2. “The Handmaid’s Tale” (Hulu)
Margaret Atwood’s novel may have been adapted before, but never with such ambition, creativity and purpose. The restricted world in which June (Elisabeth Moss) finds herself is horrifying enough, but its parallels to our current political climate makes the story downright terrifying. Yet, the story is not without humor, sympathy for the oppressors, nuance or hope. Instead, the gutting, cynical side is balanced with a considered look at the inherent heroism in the human impulse to survive. Cinematic in scope as well as composition, “The Handmaid’s Tale” is also a treat for the senses. With unhurried pacing and a cast that understands the value of the unspoken word and the stolen glance, this dystopian tale’s meticulous storytelling makes it feel as fresh as it is relevant.
1. “The Leftovers” (HBO)
“The Leftovers” is a romance. Has it always been a romance? Would we call it that after the pilot? After the first season? After Mark Linn Baker explained particle physics or after the lion-worshipping sex cult set out to sea? It doesn’t matter when the ultimate theme revealed itself; even if it only hit you in those beautiful final seconds, when Kevin (Justin Theroux) said he believed Nora (Carrie Coon) and the rest of us had to decide for ourselves, that’s OK.

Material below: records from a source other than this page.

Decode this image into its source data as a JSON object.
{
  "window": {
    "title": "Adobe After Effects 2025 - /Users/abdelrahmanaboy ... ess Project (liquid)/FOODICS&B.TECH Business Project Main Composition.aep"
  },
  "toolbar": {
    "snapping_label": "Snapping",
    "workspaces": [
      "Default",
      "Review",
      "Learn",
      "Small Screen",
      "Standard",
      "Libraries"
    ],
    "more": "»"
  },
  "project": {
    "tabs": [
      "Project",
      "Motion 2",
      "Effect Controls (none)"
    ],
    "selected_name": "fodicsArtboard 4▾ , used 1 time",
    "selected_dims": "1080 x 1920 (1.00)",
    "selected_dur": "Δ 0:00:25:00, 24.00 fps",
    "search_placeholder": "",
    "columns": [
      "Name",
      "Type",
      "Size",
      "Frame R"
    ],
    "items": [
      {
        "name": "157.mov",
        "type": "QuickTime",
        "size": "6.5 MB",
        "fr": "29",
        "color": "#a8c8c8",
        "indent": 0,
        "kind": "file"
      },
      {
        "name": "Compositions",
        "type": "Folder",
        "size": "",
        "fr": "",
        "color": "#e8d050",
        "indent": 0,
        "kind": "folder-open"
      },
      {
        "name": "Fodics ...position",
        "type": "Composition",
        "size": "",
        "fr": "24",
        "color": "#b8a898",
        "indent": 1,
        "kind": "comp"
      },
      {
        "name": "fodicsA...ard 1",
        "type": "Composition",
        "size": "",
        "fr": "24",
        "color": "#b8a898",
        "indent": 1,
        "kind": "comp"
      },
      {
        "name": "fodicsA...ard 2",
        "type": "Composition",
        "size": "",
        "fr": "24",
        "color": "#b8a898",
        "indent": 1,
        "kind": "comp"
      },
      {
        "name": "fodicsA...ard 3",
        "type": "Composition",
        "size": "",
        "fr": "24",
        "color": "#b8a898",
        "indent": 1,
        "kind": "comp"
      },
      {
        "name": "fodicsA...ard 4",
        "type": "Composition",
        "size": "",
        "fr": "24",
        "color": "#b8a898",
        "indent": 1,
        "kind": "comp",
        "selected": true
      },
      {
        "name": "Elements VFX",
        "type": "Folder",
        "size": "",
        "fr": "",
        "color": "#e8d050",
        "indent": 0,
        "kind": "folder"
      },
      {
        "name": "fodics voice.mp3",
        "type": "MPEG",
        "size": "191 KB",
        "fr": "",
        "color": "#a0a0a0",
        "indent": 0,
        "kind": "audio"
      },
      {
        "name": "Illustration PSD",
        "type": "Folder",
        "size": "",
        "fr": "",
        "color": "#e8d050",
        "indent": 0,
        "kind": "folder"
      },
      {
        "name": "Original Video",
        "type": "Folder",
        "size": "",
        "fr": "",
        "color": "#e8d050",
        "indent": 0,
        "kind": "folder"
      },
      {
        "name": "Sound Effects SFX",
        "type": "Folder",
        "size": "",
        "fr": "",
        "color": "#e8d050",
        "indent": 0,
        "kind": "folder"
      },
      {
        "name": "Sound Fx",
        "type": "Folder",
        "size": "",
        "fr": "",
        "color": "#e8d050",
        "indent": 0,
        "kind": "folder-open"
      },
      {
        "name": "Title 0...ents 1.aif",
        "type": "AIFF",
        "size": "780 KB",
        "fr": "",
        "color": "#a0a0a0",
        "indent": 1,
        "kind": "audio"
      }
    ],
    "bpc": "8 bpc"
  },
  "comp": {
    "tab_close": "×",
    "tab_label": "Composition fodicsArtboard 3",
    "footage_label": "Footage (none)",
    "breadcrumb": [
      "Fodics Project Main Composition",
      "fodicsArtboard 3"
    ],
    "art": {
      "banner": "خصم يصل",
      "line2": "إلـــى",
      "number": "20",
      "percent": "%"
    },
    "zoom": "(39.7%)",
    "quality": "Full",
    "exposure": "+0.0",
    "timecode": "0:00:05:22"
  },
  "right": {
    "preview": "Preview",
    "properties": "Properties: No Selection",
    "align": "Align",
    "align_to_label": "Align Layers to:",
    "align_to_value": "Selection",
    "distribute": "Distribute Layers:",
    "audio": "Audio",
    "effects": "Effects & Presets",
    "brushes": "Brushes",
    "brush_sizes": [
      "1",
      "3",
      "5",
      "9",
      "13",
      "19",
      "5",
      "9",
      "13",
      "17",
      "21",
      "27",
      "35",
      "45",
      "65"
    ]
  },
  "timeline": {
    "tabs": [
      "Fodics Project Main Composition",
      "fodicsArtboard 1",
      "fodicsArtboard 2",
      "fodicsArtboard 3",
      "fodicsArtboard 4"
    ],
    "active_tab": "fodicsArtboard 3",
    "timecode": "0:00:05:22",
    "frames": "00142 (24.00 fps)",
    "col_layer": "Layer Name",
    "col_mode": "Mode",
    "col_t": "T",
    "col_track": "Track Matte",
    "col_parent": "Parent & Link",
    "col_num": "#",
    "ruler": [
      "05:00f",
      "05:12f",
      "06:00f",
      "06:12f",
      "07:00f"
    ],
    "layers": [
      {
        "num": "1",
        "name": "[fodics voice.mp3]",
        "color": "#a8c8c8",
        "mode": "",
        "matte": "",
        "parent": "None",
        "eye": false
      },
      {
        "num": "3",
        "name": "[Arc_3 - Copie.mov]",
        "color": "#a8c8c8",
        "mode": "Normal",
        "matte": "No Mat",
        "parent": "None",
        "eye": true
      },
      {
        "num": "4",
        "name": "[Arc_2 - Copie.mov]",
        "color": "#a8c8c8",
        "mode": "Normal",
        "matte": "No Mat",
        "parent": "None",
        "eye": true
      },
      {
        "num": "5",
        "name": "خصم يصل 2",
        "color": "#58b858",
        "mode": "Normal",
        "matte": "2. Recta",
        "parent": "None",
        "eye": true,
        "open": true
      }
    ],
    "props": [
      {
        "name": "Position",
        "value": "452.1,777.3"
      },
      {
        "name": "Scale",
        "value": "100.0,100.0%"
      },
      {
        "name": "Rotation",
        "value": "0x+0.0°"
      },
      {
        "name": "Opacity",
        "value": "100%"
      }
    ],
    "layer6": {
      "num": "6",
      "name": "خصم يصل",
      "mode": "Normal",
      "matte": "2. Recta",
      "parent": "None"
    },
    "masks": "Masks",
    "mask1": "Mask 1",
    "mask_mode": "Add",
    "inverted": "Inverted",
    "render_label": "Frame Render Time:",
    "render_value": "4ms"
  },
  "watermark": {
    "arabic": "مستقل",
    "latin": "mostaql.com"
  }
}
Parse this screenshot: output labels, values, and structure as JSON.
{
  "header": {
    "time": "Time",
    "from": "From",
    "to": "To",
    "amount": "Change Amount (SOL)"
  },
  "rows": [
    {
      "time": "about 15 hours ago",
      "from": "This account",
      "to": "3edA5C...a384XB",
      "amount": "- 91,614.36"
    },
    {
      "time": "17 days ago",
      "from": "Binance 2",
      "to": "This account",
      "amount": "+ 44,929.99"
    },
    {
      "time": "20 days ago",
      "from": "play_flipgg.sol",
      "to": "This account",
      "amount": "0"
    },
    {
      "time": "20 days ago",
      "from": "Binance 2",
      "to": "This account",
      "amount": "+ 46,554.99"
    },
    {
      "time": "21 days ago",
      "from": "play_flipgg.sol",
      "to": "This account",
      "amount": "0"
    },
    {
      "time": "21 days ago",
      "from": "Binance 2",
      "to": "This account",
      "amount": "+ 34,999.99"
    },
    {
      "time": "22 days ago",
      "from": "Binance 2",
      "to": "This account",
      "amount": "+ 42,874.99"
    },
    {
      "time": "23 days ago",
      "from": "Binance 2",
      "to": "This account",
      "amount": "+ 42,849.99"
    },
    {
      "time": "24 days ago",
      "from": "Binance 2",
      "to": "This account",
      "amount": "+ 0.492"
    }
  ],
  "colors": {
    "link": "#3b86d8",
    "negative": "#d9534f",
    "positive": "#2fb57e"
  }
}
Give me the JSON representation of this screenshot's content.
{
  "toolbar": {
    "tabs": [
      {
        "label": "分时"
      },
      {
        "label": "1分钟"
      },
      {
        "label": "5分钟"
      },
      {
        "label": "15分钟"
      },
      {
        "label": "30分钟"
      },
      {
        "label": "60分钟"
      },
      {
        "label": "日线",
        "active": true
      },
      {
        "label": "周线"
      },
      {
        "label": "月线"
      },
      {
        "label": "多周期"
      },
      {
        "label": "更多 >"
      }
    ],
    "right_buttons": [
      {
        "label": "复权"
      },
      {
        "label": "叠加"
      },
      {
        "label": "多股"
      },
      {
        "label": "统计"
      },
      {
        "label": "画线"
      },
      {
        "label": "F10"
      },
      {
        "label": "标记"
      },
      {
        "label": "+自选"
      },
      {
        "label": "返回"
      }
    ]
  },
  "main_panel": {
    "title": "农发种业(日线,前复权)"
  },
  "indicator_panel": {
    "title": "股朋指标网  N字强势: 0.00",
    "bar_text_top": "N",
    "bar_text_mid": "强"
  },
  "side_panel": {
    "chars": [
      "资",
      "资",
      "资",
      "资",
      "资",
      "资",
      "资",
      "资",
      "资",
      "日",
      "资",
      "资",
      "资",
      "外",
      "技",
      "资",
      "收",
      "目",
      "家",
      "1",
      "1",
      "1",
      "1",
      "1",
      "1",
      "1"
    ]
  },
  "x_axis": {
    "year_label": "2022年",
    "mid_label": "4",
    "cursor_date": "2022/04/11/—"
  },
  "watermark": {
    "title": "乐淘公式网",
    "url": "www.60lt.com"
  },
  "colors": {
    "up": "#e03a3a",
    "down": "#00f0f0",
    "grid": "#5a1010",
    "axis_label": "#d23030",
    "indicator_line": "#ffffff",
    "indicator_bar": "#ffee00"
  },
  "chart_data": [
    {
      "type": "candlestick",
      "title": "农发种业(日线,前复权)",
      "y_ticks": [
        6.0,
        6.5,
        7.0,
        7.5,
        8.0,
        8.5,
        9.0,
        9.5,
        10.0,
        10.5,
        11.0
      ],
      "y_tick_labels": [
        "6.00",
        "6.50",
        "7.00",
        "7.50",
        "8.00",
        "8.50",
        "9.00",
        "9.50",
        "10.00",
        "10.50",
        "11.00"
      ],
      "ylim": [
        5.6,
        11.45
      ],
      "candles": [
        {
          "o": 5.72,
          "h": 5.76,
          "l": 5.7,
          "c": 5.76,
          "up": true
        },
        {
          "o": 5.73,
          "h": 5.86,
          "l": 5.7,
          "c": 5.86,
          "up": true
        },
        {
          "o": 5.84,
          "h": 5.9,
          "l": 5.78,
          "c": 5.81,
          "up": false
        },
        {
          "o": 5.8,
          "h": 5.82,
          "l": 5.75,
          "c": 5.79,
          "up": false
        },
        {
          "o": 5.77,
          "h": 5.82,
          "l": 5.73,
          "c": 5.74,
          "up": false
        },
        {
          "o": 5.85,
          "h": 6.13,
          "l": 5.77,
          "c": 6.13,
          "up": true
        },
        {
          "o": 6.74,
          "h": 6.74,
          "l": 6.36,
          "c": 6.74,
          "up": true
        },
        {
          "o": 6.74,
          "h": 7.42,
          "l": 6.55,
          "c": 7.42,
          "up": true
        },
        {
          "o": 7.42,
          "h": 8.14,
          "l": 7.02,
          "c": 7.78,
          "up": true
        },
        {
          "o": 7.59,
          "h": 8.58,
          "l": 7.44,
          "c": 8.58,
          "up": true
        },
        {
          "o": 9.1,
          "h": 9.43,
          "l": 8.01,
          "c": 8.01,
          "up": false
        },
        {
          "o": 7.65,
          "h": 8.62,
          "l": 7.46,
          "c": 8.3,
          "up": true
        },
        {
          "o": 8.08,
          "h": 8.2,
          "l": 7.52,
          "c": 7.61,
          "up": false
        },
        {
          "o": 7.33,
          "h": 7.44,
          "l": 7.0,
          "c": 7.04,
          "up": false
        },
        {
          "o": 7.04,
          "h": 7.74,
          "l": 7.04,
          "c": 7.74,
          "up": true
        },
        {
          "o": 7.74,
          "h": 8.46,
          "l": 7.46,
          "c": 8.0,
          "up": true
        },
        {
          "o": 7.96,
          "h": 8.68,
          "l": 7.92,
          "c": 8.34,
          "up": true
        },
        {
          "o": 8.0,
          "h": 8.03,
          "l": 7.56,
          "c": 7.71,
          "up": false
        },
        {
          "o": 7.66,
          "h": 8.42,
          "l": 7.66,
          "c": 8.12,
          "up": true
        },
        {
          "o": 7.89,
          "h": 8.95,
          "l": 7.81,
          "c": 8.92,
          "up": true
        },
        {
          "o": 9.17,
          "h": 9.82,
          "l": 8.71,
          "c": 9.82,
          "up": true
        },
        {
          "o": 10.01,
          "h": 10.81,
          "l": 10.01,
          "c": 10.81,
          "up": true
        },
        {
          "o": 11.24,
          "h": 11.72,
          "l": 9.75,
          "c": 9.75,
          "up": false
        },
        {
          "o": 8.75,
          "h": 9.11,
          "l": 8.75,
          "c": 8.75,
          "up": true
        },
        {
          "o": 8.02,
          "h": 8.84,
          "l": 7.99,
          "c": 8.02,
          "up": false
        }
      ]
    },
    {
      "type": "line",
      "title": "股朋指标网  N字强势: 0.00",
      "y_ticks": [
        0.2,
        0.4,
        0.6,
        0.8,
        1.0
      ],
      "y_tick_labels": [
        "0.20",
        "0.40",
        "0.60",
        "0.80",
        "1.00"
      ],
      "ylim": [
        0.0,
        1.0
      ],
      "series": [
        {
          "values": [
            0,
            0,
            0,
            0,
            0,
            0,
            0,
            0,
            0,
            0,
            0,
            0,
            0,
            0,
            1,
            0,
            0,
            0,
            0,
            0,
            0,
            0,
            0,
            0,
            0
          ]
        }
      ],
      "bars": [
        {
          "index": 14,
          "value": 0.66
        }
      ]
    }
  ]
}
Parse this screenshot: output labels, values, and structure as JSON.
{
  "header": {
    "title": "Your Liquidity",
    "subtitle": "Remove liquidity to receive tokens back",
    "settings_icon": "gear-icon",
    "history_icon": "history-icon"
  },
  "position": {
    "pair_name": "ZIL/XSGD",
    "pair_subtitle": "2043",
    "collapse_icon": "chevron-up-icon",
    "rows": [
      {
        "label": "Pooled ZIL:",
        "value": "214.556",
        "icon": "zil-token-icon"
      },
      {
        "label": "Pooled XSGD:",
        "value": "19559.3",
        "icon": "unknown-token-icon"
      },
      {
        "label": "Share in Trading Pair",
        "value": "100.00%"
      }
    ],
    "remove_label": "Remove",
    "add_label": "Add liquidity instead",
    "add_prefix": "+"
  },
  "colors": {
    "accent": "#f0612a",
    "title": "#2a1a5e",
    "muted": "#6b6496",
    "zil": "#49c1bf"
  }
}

The final season had multiple endings for audiences to choose from, but each one highlighted love, in its many confounding forms. Matt (Christopher Eccleston) learned to love God and his family more than himself. Laurie (Amy Brenneman) learned to love herself despite facing the unknowable mysteries of life. Kevin dropped the allure of the unknown for a life with his family, and Nora faced her fears to love who she lost without wanting to go with them. “The Leftovers,” in the end, let the mystery be, but it also cleverly contradicted itself by completing an arc that’s existed from the start: There is a family, and love keeps it alive.